75. This provision was inserted in the convention to make it possible for States having guarantee funds or insurance systems replacing the liability of producers to be Parties to the convention.
76. This article was adopted by the committee to make it clear that the convention merely introduces a supplementary right of action against the producer but is not intended to modify the ordinary law of tortious liability, which remains in full force. Accordingly, in the event of damage caused by a product, the injured person may take action either under the system established by the convention, or on the ground of fault or, depending on the case in question and on systems of municipal law, under the terms of the contract. Municipal law will be able to regulate the relationship between these different systems of liability as well as any incompatibility between them.
77. The article also points out that the convention does not impose any obligations on States in regard to rules concerning the duties of the seller who sells goods in the course of his business. This precision was considered necessary as, in certain States, the question was raised whether or not this law was part of the ordinary law of contractual liability.
78. Article 16 was included in the convention to take account of the principle of free circulation of goods in certain groups of States, such as the European Communities. It is for this reason that States have been given the possibility to make the declaration provided for in this article.
However, in order to avoid any loophole which might arise from the fact that importers of products between these States will no longer be liable under Article 3 and that these products may come from a third State, the committee considered that when these States, by reason of an international agreement binding them, avail themselves of the declaration provided for in Article 16, the importer in these States of products coming from a State outside this group of States will be liable in all the States bound by the said agreement for damage caused by these products.

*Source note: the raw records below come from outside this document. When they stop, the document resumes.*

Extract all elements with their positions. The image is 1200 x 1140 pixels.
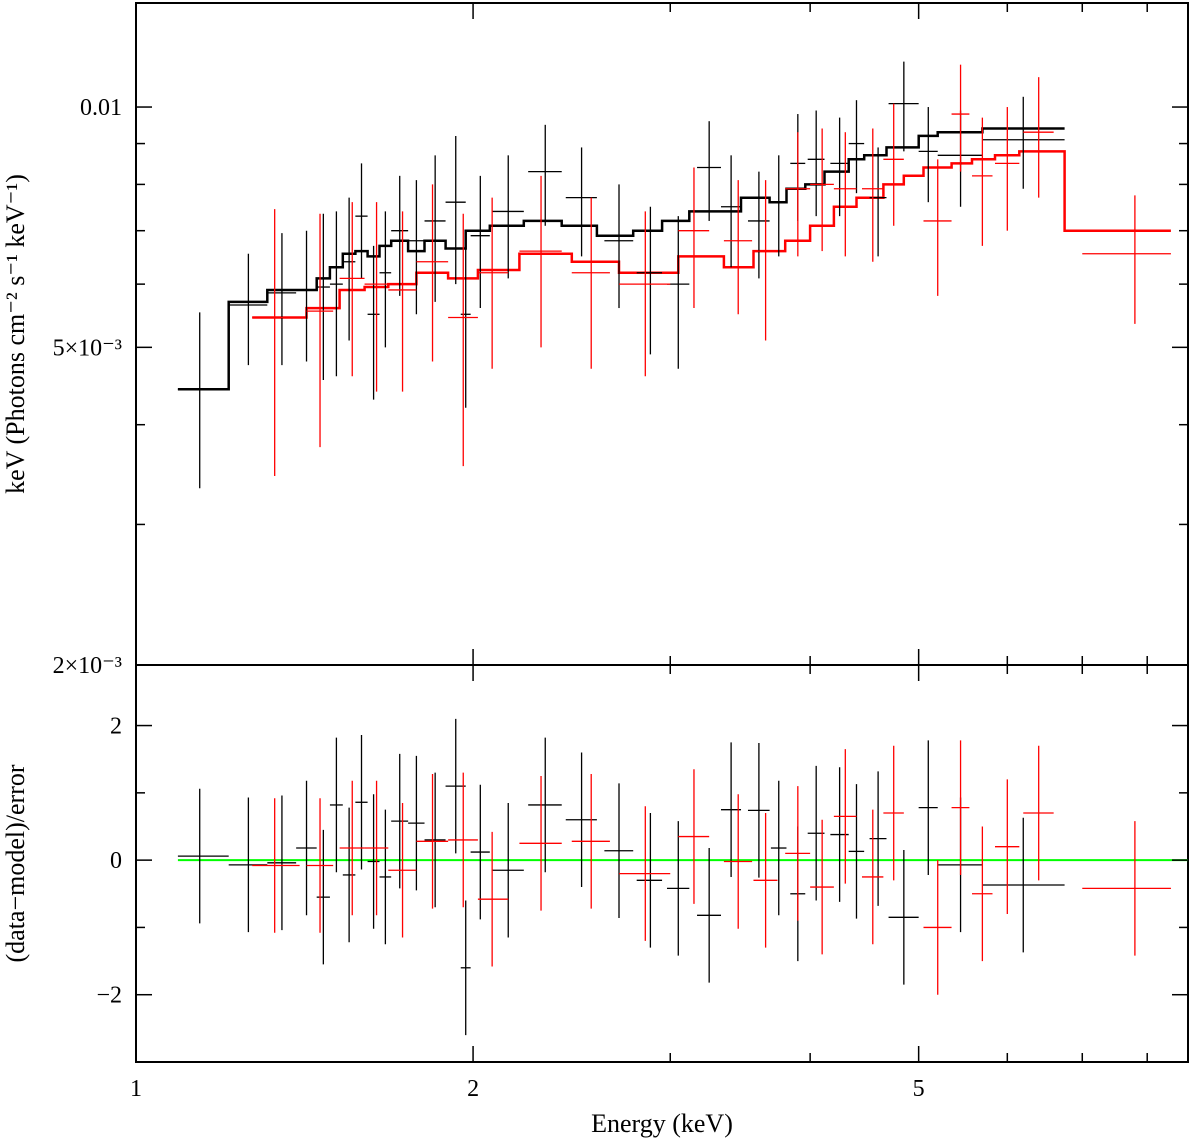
residual-plot-frame xyxy=(135,664,1189,1063)
y-tick-label: 2×10⁻³ xyxy=(53,653,122,679)
y-tick-label: 0.01 xyxy=(80,95,122,121)
x-tick-label: 2 xyxy=(467,1076,479,1102)
y-tick-label: 0 xyxy=(110,848,122,874)
x-tick-labels: 1 2 5 xyxy=(130,1076,925,1102)
y-tick-label: 2 xyxy=(110,714,122,740)
spectrum-panel: 0.01 5×10⁻³ 2×10⁻³ keV (Photons cm⁻² s⁻¹ k… xyxy=(1,2,1189,679)
model-curves xyxy=(177,127,1171,391)
x-tick-label: 5 xyxy=(913,1076,925,1102)
spectrum-data-points xyxy=(177,61,1171,489)
model-step-line xyxy=(252,150,1171,319)
residual-axis-ticks xyxy=(135,665,1188,1063)
residual-data-points xyxy=(177,718,1171,1036)
spectrum-y-tick-labels: 0.01 5×10⁻³ 2×10⁻³ xyxy=(53,95,122,679)
spectrum-axis-ticks xyxy=(135,3,1188,666)
residual-y-axis-title: (data−model)/error xyxy=(1,764,30,962)
y-tick-label: −2 xyxy=(96,983,122,1009)
residual-panel: 2 0 −2 1 2 5 (data−model)/error Energy (keV) xyxy=(1,664,1189,1138)
residual-y-tick-labels: 2 0 −2 xyxy=(96,714,122,1009)
model-step-line xyxy=(177,127,1065,391)
spectrum-plot-frame xyxy=(135,2,1189,666)
x-axis-title: Energy (keV) xyxy=(591,1109,733,1138)
x-tick-label: 1 xyxy=(130,1076,142,1102)
y-tick-label: 5×10⁻³ xyxy=(53,335,122,361)
spectrum-y-axis-title: keV (Photons cm⁻² s⁻¹ keV⁻¹) xyxy=(1,174,30,494)
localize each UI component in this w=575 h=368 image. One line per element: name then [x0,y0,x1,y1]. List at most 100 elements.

Articles 13 to 15 and 17 to 19
79. These articles which contain the final provisions have been drawn up on the basis of models approved by the Committee of Ministers of the Council of Europe for the European conventions and agreements drawn up within the framework of that organisation.
80. The convention does not contain any transitory provisions to determine whether the rules relating to liability adopted in internal law on the basis of the convention apply only to damage caused by products put into circulation after the entry into force of the convention or if they also govern damage caused by products put into circulation prior to its entry into force. Consequently this problem should be determined by national legislators.